The legal cost of downtime
Whether caused by corrupted data, or overloaded processing capacity, there are also legal consequences for system downtime and the related loss of productivity.
This is likely to be a particular problem for service industries, such as marketing agencies, where the majority of information and client deliverables will be stored on the network.
Any systems downtime may prevent the agency delivering to the client on time.
Whatever the industry, it is likely that where specific deadlines need to be met, the contract will provide for liquidated damages.
These are a financial penalty for failing to deliver on time and whilst liquidated damages clauses do take into account matters outside a supplier’s control, it is unlikely a virus infection would be deemed an acceptable reason.
Some supply contracts also contain pricing incentives, which could be missed in the disruption caused by a lack of network availability - bonus payments for early delivery can be as big an incentive as liquidated damages clauses for non-delivery.
In addition, where payments are linked to performance agreements or service levels, repeated or prolonged system unavailability may impact on the supplier’s ability to meet agreed levels.
Lack of deterrent
Unfortunately for businesses, despite the legal responsibilities faced in keeping data secure and confidential, the law offers little recourse if you come to be at the wrong end of a virus attack.
The inadequacy of current criminal sanctions to act as a deterrent or to achieve adequate reparation has often been criticised.
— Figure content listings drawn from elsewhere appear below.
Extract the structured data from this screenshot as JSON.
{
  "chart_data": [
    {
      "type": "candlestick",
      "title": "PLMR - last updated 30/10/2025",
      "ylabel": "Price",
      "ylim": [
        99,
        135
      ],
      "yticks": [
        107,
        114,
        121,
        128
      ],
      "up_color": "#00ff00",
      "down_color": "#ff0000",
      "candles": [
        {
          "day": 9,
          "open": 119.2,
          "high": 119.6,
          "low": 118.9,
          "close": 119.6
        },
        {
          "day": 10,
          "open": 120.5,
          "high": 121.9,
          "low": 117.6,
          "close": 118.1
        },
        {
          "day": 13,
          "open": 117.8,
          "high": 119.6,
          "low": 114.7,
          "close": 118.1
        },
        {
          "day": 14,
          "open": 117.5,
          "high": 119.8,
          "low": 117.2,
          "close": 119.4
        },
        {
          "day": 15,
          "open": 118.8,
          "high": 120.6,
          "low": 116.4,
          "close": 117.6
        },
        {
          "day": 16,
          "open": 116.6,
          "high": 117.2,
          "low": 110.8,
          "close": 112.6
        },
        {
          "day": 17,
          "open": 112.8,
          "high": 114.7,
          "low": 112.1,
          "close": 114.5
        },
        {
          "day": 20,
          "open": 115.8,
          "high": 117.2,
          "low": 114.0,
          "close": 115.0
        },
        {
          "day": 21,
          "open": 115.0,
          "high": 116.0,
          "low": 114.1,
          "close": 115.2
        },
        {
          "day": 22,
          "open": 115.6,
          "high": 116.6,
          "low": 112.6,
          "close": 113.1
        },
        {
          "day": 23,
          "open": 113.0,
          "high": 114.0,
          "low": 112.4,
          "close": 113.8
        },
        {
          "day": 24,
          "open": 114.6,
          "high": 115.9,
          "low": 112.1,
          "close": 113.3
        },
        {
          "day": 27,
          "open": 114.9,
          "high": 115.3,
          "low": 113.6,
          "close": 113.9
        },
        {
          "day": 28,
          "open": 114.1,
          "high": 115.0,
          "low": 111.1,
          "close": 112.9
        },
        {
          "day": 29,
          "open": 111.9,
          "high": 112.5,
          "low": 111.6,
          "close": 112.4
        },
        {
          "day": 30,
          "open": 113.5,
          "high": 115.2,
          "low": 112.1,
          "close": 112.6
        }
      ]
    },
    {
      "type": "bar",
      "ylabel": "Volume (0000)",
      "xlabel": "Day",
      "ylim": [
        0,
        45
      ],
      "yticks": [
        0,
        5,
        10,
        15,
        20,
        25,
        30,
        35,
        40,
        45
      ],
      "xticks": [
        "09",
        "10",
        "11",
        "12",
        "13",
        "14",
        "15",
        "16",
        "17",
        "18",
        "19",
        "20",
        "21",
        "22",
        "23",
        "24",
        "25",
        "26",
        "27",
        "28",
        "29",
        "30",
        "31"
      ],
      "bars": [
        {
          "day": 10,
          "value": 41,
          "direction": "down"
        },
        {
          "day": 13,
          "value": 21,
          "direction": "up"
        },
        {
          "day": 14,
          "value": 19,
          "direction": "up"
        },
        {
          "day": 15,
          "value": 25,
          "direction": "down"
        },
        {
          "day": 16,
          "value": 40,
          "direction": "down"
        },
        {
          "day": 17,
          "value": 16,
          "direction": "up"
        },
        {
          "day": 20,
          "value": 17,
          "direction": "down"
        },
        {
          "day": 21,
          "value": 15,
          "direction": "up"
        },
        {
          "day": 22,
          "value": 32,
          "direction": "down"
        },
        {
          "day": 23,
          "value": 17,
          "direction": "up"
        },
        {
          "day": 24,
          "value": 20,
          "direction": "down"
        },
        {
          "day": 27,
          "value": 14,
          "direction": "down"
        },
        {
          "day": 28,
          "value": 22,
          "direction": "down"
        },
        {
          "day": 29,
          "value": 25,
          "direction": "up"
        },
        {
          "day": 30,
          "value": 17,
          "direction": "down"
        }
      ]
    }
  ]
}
Although spreading viruses is an offence punishable with a prison sentence in the UK under the Computer Misuse Act (CMA), very few virus writers are brought to face the courts.
Despite improved cross-border co-operation between police agencies, the majority of virus authors continue to evade prosecution due to the difficulty in obtaining sufficient evidence and the understandable reluctance of victims to come forward.
Indeed, the most recent success, the arrest of the suspected Sasser author, was the primarily the result of a Microsoft bounty fund to encourage informants on virus writers, rather than a police investigation.
Even when a virus writer is arrested, organisations often feel that there is little value in seeking compensation from the virus authors, who often have little financial wealth. Instead, they focus their effort and resource in cleaning up systems and preventing a similar occurrence.
Onward virus transmission
The actions of viruses such as SoBig, which used infected machines as spam engines to spread to other networks, also raises the question of liability for passing the virus to other networks.
To date, there has been little evidence of any claim for losses following the onward transmission of a virus from network to network.
Such a case would be difficult to prove in an environment where there is no single or effective solution for preventing infection or cross-infection.
However, software suppliers, or ongoing electronic data services are being asked to warrant that “all reasonable steps” are taken to prevent cross-infection.
Whilst this shies away from being an absolute guarantee, it does put the onus back onto a supplier to protect their customers.
With many of the potential liabilities arising out of contractual relationships, company’s can help mitigate some of the risks by practising good contractual management. Meanwhile, complying with security standards such as BS 7799 - best practice recommendations for information security management - can decrease the risk of a virus infections.
MPs are currently reviewing UK computer misuse legislation, but even if this does strengthen the deterrent effect, the global nature of the problem means it will not have a significant impact on the increasing proliferation of viruses.
It is the diligent application of security patches, improved employee education over the risk of email attachments, and maintaining up-to-date anti-virus software that will remain key weapons in the fight to minimise the legal and commercial risks of virus infection.